Huron Perth Public health is urging people to take precautions to prevent exposure, and to call public health if there has been contact with a bat.

“If you are bitten or scratched by a bat, or if infectious material (such as saliva) from a bat gets into your eyes, nose, or a wound, wash the affected area thoroughly and seek immediate medical attention,” said Public Health Inspector Patrick Landry. “If you awaken to find a bat in your room, a child’s room, or the room of another household member, call HPPH.”

Overall, one to three per cent of Ontario’s bat population is infected with rabies, which is a viral disease that is fatal to humans

If an exposure occurs, and the bat is available, public health will test the animal.

All cats, dogs, and ferrets over three months of age are required to be vaccinated for rabies in Ontario.

People should not feed or touch wild, stray, or unknown animals, and should avoid animals that appear sick or are acting strange.

Never trap wild animals or keep them as pets, and do not leave food out.

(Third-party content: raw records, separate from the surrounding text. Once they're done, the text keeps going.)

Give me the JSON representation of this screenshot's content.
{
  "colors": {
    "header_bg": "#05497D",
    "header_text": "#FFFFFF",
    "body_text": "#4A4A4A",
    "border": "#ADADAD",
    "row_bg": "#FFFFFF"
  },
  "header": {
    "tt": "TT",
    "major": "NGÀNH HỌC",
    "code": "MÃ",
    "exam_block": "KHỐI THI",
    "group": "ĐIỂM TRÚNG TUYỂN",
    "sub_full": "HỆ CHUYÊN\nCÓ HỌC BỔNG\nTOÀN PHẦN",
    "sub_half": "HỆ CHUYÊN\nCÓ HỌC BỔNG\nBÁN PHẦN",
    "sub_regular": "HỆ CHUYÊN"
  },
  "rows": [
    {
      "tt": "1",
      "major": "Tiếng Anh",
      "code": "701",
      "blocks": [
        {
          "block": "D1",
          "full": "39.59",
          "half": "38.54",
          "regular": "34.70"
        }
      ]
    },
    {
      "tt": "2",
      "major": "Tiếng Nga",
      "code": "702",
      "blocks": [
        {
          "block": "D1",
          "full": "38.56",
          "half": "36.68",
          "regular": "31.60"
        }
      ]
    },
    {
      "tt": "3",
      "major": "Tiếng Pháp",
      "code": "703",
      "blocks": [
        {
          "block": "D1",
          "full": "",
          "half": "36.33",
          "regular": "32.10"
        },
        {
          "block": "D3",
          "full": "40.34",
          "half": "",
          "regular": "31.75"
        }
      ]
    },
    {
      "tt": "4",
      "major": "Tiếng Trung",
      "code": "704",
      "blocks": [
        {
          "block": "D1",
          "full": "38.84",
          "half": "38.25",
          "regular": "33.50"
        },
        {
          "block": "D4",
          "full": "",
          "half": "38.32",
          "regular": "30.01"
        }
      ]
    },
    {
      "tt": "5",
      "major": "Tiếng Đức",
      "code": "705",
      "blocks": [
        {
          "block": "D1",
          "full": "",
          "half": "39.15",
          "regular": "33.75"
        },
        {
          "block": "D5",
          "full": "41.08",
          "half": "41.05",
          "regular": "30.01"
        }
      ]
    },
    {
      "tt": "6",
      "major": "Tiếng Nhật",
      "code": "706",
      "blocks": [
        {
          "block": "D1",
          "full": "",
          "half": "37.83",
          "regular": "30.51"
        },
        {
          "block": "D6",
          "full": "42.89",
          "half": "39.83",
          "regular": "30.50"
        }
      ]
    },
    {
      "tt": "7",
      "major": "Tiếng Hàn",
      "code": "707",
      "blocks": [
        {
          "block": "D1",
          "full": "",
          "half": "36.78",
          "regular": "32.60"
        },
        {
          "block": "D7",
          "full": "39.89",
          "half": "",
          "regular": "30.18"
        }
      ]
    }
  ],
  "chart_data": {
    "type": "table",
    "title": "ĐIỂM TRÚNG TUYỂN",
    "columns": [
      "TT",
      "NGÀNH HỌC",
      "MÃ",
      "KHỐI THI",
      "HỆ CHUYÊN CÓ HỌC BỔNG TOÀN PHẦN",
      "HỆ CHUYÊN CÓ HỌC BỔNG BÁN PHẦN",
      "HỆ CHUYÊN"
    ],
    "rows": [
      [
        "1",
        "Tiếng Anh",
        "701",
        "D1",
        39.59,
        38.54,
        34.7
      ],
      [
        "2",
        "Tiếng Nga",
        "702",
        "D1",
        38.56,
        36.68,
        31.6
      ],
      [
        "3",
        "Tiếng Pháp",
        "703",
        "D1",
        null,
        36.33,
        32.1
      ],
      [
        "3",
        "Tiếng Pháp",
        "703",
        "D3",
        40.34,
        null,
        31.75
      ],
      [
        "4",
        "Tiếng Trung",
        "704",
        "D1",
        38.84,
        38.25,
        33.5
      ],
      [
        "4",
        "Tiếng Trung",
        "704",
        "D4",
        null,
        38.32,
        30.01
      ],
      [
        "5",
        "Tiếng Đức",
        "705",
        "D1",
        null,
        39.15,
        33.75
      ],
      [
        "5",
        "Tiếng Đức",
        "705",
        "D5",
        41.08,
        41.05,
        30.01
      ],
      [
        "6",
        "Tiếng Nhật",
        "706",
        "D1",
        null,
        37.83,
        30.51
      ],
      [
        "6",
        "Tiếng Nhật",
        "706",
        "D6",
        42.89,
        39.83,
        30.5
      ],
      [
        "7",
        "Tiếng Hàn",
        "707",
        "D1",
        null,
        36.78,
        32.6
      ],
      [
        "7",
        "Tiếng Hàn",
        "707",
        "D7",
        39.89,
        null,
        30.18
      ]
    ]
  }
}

Residents can also bat proof homes and cottages by ensuring doors are tightly closed when going outside and coming back indoors. It’s a good idea to tighten screens, cap the chimney, place draft guards under doors leading to the attic and outside, and fill plumbing fixture holes with steel wool or caulk. In fact, homeowners should caulk holes in the exterior, even those as small as one-quarter to one-half inch in diameter.

Bats remain active until cooler weather arrives. They generally begin to hibernate around November.